Et si le malheur épargnait pour une fois les noirs pour frapper l'homme blanc ? Séduisant renversement de situation auquel nous invite
Daniel Carton dans
Mélanine (un titre déjà bien évocateur). Une épidémie dévastatrice partie de Chine n'épargne que les noirs. Ces derniers deviennent de fait les nouveaux puissants du monde, l'Afrique se transforme en eldorado, reprenant à son compte le système d'immigration choisie. Malgré le côté ubuesque de ce présupposé, l'écriture bien amenée, portée par le personnage principal, Julius, brillant médecin, noir de surcroit, rend le tout presque crédible.
Sous la plume, impossible de ne pas sentir le journaliste qu'était
Daniel Carton, décrivant minutieusement cette actualité dramatique : les questions géopolitiques qui en découlent, les fonds finançant la recherche, le racisme d'autant plus présent maintenant que la donne a changé... Et l'on est, à l'instar du héros, plongé dans l'incompréhension : comment une telle maladie peut-elle exister ? Virus inconnu, arme biochimique, volonté divine ? Tout y passe et à travers ce futur qui ne semble pas si lointain, l'auteur pousse à s'interroger sur les conséquences des choix actuels.

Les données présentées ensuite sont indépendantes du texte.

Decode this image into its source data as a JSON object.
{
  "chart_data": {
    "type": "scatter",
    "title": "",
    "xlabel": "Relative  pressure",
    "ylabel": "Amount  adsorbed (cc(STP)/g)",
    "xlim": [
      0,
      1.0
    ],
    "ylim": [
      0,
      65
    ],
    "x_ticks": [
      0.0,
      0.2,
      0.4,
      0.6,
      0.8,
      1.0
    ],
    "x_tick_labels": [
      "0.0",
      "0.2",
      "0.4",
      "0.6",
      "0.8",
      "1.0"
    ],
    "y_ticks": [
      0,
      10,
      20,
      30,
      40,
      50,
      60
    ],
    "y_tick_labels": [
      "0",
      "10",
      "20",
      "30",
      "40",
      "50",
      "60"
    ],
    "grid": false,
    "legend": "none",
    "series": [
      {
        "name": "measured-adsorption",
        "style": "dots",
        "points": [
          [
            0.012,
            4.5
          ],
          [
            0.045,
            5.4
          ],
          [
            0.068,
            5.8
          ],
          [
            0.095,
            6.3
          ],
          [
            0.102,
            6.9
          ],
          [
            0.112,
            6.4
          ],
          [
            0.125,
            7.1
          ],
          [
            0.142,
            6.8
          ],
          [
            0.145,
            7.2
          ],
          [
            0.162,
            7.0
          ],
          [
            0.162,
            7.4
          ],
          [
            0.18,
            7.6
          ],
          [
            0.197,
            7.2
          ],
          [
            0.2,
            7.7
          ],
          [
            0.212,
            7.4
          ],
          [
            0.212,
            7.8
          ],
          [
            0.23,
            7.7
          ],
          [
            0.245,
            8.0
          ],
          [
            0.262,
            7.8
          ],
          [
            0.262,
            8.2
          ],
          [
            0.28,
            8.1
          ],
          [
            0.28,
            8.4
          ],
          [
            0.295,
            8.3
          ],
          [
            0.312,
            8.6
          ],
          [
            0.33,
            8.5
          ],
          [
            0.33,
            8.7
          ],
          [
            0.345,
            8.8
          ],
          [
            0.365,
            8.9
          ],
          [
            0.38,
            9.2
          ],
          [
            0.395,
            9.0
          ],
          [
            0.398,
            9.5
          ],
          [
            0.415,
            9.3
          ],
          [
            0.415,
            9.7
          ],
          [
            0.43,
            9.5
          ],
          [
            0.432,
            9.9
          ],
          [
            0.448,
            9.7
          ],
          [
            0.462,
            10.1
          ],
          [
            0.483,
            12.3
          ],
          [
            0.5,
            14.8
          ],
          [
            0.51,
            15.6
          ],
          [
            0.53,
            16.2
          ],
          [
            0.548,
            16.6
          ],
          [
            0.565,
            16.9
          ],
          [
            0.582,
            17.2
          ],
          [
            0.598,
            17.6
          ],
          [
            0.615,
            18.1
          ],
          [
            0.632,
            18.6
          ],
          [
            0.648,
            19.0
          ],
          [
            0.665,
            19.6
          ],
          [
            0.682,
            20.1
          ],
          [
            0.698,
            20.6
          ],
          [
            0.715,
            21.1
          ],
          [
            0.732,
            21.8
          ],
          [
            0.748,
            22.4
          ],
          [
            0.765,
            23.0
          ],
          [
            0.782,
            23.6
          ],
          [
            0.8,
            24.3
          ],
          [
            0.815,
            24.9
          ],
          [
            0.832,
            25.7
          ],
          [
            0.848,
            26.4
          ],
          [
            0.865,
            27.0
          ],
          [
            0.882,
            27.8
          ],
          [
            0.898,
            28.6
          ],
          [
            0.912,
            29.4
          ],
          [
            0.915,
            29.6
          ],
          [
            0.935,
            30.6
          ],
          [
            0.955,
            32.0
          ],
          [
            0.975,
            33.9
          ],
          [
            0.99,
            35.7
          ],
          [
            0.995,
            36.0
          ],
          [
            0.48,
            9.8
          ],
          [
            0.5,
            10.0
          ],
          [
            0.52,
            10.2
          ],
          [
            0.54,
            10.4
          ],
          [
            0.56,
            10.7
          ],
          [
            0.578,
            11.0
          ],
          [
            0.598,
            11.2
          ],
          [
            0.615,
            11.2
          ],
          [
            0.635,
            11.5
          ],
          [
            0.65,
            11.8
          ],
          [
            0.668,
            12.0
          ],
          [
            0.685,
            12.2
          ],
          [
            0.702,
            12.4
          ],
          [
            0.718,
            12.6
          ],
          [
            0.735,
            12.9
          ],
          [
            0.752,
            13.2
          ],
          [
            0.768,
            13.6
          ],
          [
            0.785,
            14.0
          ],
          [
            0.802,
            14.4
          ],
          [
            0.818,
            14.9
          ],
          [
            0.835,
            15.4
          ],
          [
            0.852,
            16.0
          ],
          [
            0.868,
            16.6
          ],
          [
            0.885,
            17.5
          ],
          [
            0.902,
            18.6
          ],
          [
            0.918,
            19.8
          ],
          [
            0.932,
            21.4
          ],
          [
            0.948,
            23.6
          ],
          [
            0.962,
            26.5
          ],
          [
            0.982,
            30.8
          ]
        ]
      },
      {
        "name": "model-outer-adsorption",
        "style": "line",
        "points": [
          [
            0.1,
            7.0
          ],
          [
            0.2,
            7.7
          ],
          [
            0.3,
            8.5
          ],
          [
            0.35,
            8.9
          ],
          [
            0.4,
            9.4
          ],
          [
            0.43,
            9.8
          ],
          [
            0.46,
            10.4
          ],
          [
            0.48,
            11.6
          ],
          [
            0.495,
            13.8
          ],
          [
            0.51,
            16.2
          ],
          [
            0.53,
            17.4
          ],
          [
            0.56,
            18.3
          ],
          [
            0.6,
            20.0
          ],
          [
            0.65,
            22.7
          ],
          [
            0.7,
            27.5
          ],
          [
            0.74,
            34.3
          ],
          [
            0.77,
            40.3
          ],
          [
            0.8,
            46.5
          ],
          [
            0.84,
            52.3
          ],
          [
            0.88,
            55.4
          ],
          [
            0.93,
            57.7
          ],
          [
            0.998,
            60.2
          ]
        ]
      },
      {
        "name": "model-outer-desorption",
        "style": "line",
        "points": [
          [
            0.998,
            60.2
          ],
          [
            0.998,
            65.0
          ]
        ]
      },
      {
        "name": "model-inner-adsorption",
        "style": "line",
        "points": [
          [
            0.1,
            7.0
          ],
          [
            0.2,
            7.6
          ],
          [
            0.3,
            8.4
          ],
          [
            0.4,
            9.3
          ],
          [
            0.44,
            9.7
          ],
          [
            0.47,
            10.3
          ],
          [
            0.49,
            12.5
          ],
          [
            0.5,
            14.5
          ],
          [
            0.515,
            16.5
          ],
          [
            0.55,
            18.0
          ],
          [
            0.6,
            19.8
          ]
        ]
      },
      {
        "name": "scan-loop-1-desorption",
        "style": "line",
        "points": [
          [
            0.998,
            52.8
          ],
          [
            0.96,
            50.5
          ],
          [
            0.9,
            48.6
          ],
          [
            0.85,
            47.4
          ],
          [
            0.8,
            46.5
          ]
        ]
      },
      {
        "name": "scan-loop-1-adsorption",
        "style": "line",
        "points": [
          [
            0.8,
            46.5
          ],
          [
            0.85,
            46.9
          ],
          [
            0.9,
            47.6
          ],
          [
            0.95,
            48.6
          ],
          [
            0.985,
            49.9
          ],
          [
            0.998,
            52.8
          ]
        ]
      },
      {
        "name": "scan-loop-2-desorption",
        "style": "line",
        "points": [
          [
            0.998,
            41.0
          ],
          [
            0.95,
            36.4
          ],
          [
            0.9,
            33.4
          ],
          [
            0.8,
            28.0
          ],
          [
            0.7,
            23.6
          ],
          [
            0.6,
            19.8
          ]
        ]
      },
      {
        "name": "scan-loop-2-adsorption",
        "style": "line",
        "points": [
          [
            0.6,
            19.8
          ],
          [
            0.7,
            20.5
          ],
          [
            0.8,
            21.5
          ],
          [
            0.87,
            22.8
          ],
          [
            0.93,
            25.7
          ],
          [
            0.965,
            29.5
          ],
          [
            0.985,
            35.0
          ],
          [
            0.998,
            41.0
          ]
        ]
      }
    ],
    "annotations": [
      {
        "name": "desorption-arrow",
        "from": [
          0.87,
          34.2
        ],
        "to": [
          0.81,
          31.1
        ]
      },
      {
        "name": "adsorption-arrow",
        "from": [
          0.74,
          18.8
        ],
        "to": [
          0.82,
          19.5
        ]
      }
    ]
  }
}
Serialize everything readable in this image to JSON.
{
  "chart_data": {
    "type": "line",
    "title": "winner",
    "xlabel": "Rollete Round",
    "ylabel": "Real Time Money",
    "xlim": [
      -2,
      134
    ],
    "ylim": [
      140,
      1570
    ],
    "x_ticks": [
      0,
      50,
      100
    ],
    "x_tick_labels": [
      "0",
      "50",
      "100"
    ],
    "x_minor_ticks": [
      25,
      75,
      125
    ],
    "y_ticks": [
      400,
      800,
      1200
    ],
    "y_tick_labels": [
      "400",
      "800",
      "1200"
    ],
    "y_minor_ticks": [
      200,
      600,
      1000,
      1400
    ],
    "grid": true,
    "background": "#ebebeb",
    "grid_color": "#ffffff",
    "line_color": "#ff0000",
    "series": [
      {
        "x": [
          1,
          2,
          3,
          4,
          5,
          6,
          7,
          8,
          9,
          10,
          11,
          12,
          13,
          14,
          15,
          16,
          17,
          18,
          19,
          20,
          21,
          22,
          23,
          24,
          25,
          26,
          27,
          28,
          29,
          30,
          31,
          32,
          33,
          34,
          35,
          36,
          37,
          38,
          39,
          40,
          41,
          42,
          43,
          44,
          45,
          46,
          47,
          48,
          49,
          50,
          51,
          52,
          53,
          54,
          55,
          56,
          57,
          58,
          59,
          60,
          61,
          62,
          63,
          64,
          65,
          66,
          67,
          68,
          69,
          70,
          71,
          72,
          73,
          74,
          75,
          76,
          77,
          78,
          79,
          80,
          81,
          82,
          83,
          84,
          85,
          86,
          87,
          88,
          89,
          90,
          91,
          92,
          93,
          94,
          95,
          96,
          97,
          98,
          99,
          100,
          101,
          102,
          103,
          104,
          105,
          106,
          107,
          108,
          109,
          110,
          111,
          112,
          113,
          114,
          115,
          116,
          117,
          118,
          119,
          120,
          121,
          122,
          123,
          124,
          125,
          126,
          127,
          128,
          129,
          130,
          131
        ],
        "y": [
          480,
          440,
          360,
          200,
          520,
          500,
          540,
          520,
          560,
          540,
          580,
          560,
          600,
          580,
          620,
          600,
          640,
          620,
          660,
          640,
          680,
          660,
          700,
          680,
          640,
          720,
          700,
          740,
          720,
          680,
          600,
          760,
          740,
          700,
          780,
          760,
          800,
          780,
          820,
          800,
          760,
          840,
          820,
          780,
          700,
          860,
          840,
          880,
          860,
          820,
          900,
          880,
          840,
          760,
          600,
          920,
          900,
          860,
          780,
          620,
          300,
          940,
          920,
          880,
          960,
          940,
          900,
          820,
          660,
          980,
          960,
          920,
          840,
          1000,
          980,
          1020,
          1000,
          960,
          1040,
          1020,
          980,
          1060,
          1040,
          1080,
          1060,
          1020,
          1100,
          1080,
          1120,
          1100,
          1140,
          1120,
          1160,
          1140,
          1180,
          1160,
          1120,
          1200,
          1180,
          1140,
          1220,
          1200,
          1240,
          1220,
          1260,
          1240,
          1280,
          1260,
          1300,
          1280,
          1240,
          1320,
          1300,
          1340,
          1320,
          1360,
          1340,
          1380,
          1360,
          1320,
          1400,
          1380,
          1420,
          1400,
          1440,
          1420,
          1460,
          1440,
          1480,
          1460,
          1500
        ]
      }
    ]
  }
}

Mais que serait ce récit sans son histoire d'amour qui vient apporter ce qu'il faut de romanesque afin de s'éloigner du compte rendu journalistique fictif. Cet amour donc, entre Julius, l'homme noir, et Louise, la jeune femme blanche. Un amour à la fois idéal et ancré au possible dans le réel. Un couple avec ses hauts et ses bas, surtout lorsque la chère âme soeur que Julius « a dans la peau » se trouve elle aussi atteinte du mystérieux mal touchant l'humanité. Son prince va alors tout tenter pour la sauver.
Un schéma simple, mais efficace. Les 300 pages se dévorent en un rien de temps. Dommage que tout le potentiel du récit ne soit pas exploité. Si l'écriture parvient rapidement à faire oublier l'improbabilité d'une telle maladie (encore que ?), les personnages secondaires restent très effacés à côté de Julius. Un moyen peut-être d'accentuer la supériorité des noirs immunisés face à la maladie, mais cela rend le fil de l'histoire trop fragile, tenu par un unique protagoniste qui s'en transformerait presque en super héros dans un monde décrit parallèlement de la manière la plus réaliste possible. Un effacement de tous au point que même Louise atteinte par le mal n'arrive pas à émouvoir.
C'est donc surtout dans son dénouement que le livre déçoit. L'énigme est résolue, mais de façon bien expéditive. Un ou deux chapitres supplémentaires n'auraient pas été de trop. Quitte à résumer la solution finale en quelques pages, on aurait presque préféré voir la petite histoire d'amour supplanter la grande histoire de l'humanité et ainsi le journaliste laisser place à l'écrivain.